GMOs are plants or animals that have had their DNA altered in a laboratory to give them specific genes. It sounds like something out of a sci-fi movie, but it’s just a modern way to accomplish what farmers have been doing for ages with good old-fashioned breeding: giving crops positive traits. In the U.S., the majority of GMO crops have been altered to be insect-resistant, herbicide-resistant, or both, according to the USDA’s Economic Research Service.
Some of the most common GMO crops in the U.S., including corn, soybeans, and cotton, have been grown on a large scale for more than 20 years now. GMO foods need to be approved by the FDA, the USDA and the EPA before they’re commercially grown, and only 10 approved GMO crops are farmed commercially in the U.S.

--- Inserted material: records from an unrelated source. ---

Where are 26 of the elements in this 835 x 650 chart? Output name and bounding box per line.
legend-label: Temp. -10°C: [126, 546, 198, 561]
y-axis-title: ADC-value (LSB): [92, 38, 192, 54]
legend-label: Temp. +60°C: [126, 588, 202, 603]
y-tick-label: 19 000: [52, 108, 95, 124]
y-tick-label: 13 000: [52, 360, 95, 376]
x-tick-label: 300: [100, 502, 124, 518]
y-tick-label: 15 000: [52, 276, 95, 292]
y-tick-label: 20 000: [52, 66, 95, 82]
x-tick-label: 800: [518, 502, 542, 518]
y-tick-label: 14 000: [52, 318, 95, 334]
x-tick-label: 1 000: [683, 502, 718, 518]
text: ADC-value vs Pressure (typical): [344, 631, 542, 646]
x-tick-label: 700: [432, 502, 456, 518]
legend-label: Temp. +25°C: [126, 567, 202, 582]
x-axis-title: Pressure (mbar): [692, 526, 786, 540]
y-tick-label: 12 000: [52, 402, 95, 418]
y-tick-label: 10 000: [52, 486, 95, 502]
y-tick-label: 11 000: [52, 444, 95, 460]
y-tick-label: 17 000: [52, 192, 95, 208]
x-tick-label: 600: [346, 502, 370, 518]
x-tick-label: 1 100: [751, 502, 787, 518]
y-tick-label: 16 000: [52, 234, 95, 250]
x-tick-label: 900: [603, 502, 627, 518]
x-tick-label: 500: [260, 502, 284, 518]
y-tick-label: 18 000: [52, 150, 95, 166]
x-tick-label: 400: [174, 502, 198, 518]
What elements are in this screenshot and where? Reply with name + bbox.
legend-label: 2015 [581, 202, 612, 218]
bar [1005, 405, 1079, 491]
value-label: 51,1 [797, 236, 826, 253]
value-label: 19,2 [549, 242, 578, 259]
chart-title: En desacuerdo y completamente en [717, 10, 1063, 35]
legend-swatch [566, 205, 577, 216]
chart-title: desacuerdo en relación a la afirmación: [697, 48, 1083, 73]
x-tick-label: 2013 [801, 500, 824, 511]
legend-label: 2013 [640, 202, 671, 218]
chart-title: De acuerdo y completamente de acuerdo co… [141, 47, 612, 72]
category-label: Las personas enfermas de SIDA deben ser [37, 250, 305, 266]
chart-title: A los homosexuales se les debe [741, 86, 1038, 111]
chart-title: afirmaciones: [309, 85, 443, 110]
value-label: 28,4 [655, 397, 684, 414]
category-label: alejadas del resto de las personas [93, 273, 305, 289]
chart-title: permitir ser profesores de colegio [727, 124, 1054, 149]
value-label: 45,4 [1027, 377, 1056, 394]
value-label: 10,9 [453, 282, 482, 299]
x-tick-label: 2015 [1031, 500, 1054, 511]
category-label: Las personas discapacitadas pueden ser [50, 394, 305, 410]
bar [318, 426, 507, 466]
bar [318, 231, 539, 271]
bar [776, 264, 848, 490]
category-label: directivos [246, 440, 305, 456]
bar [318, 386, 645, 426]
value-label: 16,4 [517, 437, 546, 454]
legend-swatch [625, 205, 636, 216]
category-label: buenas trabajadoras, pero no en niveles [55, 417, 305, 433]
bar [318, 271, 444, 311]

It may not sound like much, but those top GMOs break down into many of the ingredients found in processed foods. For example, over 90 percent of all corn grown in the U.S. was genetically modified in 2018, according to data from the National Agricultural Statistics Service. That corn could end up as cornstarch, corn syrup, corn oil and — you get the idea. You probably eat more GMO ingredients than you think.
Fortunately, GMOs have been researched extensively and, in 2016, the National Academies of Science, Engineering, and Medicine looked at more than 900 studies spanning two decades to address public concerns about their safety. The NAS found that genetically modified foods are the same as non-modified varieties when it comes to composition and nutrition, and it saw no indications that eating GMO foods led to more health problems. If you want to avoid GMOs, that’s your choice. But as of now, the consensus is that they’re no less safe than their traditionally-bred counterparts.